Quanta e quanta vez, a pobre criatura humana desfalece sob o peso do dever, e tende a se subtrair ao jugo da moral? Não há homem algum que sem o auxílio sobrenatural da graça consiga praticar de modo durável todos os mandamentos. É preciso, pois, que a instrução se complete pela vida, que as verdades conhecidas se transformem em ato. E, para isto, só há um caminho verdadeiro, que é a vida interior.

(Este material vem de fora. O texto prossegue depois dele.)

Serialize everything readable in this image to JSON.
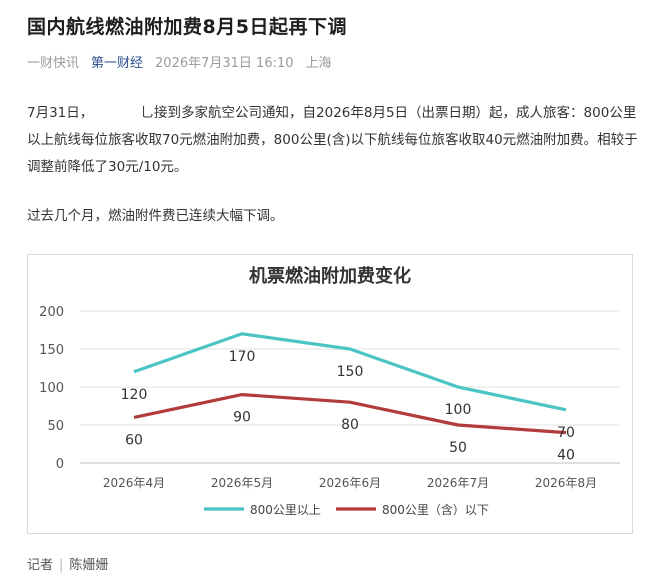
{
  "article": {
    "title": "国内航线燃油附加费8月5日起再下调",
    "meta": {
      "author": "一财快讯",
      "source": "第一财经",
      "datetime": "2026年7月31日 16:10",
      "location": "上海"
    },
    "paragraph1": "7月31日，　　　　乚接到多家航空公司通知，自2026年8月5日（出票日期）起，成人旅客：800公里以上航线每位旅客收取70元燃油附加费，800公里(含)以下航线每位旅客收取40元燃油附加费。相较于调整前降低了30元/10元。",
    "paragraph2": "过去几个月，燃油附件费已连续大幅下调。",
    "byline_label": "记者",
    "byline_name": "陈姗姗"
  },
  "chart_data": {
    "type": "line",
    "title": "机票燃油附加费变化",
    "categories": [
      "2026年4月",
      "2026年5月",
      "2026年6月",
      "2026年7月",
      "2026年8月"
    ],
    "ylim": [
      0,
      200
    ],
    "yticks": [
      0,
      50,
      100,
      150,
      200
    ],
    "grid": true,
    "legend_position": "bottom",
    "series": [
      {
        "name": "800公里以上",
        "values": [
          120,
          170,
          150,
          100,
          70
        ],
        "color": "#4bc4c4"
      },
      {
        "name": "800公里（含）以下",
        "values": [
          60,
          90,
          80,
          50,
          40
        ],
        "color": "#b23b3b"
      }
    ]
  }
}
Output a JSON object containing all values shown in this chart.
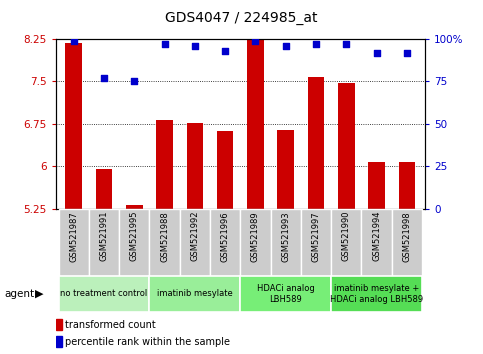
{
  "title": "GDS4047 / 224985_at",
  "samples": [
    "GSM521987",
    "GSM521991",
    "GSM521995",
    "GSM521988",
    "GSM521992",
    "GSM521996",
    "GSM521989",
    "GSM521993",
    "GSM521997",
    "GSM521990",
    "GSM521994",
    "GSM521998"
  ],
  "bar_values": [
    8.18,
    5.95,
    5.32,
    6.82,
    6.77,
    6.62,
    8.62,
    6.65,
    7.58,
    7.47,
    6.08,
    6.07
  ],
  "dot_percentiles": [
    99,
    77,
    75,
    97,
    96,
    93,
    99,
    96,
    97,
    97,
    92,
    92
  ],
  "bar_color": "#cc0000",
  "dot_color": "#0000cc",
  "ylim_left": [
    5.25,
    8.25
  ],
  "ylim_right": [
    0,
    100
  ],
  "yticks_left": [
    5.25,
    6.0,
    6.75,
    7.5,
    8.25
  ],
  "yticks_right": [
    0,
    25,
    50,
    75,
    100
  ],
  "ytick_labels_left": [
    "5.25",
    "6",
    "6.75",
    "7.5",
    "8.25"
  ],
  "ytick_labels_right": [
    "0",
    "25",
    "50",
    "75",
    "100%"
  ],
  "groups": [
    {
      "label": "no treatment control",
      "start": 0,
      "end": 3,
      "color": "#bbf0bb"
    },
    {
      "label": "imatinib mesylate",
      "start": 3,
      "end": 6,
      "color": "#99ee99"
    },
    {
      "label": "HDACi analog\nLBH589",
      "start": 6,
      "end": 9,
      "color": "#77ee77"
    },
    {
      "label": "imatinib mesylate +\nHDACi analog LBH589",
      "start": 9,
      "end": 12,
      "color": "#55dd55"
    }
  ],
  "agent_label": "agent",
  "legend_bar_label": "transformed count",
  "legend_dot_label": "percentile rank within the sample",
  "tick_bg_color": "#cccccc",
  "bar_width": 0.55
}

A vida interior, sim, e isto quer dizer o cultivo esmerado de todas as virtudes, a guerra declarada, metódica, sem tréguas a todos os defeitos. Este ideal não se consegue sem vida sacramental. É por meio das orações e dos sacramentos, que o homem obtém as forças necessárias para praticar a virtude. Receber os sacramentos, recebê-los “condignamente” – esta palavra está muito marcada no texto arquiepiscopal – é o meio de alcançar a Vida. E, insensivelmente, nosso pensamento se volta para as palavras do Evangelho: “quem não comer deste Pão, quem não beber deste Vinho, não terá a vida eterna.”

Assim, pois, o segundo item do programa de nosso Arcebispo contém um pensamento eucarístico importantíssimo. Unidos em espírito com ele imploramos desde já do Santíssimo Sacramento a realização de seus desejos. E com que palavras? Que palavras melhores do que estas: “Corpus Christi, salva nos”?